Embodying his long held spiritual belief that in essence we are all Devils ‘n Darlins at different points in our lives, the raw locomotive title track rocker has a brooding Johnny Cash flavor inspired by Roland’s memory of the first concert his minister father ever took him to as a kid. He wrote the jangly and playful, vocal harmony driven traveling tune “Going To Birmingham” about his frequent road trips through Alabama, but grounds it in the concept (inspired by a friend’s brother who was dying of cancer there) that wherever we choose to live on this earth can be our heaven.

Long renowned as an autobiographical songwriter, Roland shows that he is aging gracefully and accepting his place as a Southern man on several of Devils ‘n Darlins’ most emotionally impactful tracks: the intense and fiery “Love Won’t Bring Us Down,” about the joy of returning home from even the worst touring experiences to spend time with his two children; the simmering electric gospel blues ballad “Lennon’s Lullaby” (co-written with Yates) about the way his wide eyed four year old son inspires Roland to see beyond what is in front of him; and the lighthearted easy strumming acoustic pop/rocker “Just As I Am,” which borrows a title from the Baptist hymnal Roland grew up with and finds him at a peaceful juncture of self acceptance (and embracing his roots as a Southerner) years after getting on the Collective Soul rollercoaster.

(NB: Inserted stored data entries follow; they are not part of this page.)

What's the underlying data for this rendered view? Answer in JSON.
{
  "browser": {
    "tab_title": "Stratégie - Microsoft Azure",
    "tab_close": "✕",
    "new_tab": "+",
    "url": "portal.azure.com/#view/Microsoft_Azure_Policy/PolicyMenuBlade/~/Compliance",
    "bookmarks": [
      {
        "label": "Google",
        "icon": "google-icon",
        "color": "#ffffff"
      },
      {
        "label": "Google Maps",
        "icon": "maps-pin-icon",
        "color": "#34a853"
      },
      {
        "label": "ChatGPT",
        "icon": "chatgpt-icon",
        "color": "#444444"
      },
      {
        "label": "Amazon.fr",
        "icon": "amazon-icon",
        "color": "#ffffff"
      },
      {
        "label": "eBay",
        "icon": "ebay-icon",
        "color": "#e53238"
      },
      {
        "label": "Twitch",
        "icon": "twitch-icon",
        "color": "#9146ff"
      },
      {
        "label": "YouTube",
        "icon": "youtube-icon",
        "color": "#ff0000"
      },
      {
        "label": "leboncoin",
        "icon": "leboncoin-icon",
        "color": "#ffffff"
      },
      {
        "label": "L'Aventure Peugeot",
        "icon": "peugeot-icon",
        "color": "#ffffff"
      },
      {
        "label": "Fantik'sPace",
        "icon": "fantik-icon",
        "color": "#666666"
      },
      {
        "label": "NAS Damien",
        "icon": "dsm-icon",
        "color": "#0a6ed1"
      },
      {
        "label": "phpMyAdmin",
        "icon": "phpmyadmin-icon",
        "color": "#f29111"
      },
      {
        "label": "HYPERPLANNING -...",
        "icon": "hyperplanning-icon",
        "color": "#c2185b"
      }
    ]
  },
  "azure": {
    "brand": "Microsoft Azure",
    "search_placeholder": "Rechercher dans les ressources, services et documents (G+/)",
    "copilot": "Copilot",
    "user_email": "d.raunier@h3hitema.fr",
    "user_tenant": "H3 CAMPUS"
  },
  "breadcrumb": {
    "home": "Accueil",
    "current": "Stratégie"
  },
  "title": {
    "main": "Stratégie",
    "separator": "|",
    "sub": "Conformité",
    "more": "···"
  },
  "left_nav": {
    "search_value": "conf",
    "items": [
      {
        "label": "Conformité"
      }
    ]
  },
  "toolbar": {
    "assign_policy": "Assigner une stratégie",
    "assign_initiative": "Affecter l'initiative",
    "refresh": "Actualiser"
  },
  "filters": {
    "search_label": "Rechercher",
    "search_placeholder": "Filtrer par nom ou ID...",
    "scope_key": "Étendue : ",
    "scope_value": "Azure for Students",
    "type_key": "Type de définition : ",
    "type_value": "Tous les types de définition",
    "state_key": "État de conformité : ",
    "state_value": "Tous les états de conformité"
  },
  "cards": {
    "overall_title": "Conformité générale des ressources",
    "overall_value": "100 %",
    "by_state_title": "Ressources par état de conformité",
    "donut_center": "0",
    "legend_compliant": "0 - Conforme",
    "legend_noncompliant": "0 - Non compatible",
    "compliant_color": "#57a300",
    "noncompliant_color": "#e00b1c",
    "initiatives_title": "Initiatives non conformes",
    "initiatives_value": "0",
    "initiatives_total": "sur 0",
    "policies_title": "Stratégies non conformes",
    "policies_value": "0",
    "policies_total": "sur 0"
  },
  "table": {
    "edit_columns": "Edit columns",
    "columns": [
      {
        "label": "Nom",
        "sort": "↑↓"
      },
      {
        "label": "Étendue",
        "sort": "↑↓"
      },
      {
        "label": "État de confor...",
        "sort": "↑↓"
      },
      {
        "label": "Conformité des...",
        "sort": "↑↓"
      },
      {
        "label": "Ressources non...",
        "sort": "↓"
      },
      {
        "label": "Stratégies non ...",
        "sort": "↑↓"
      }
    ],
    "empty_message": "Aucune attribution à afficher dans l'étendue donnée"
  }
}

Another track, the steel pedal guitar pumped country rocker “Piles of Pearls,” is a long obscured gem Roland penned in the late 80s, which he often uses as a rehearsal warm up tune with Collective Soul.

While co-writing about half of Devils ‘n Darlins, Roland is excited about being surrounded by some powerful songwriting talent in the Sweet Tea Project. Among the highlights written by his bandmates are Yates’ whimsical, horn fired breakup rocker “Already Over” (featuring Yates on trumpet); and Bisky’s infectious, churchy gospel-folk sing-along “Forget About Your Life (For A While),” whose key philosophical hook line is “life can be hard as a Monday morning or easy as a Friday night.”

More than simply a magical, engaging one off project during a hiatus from Collective Soul, Ed Roland and the Sweet Tea Project are evolving into a powerhouse recording and touring unit. Fans can look forward to a second album from the band, slated for release in early 2016.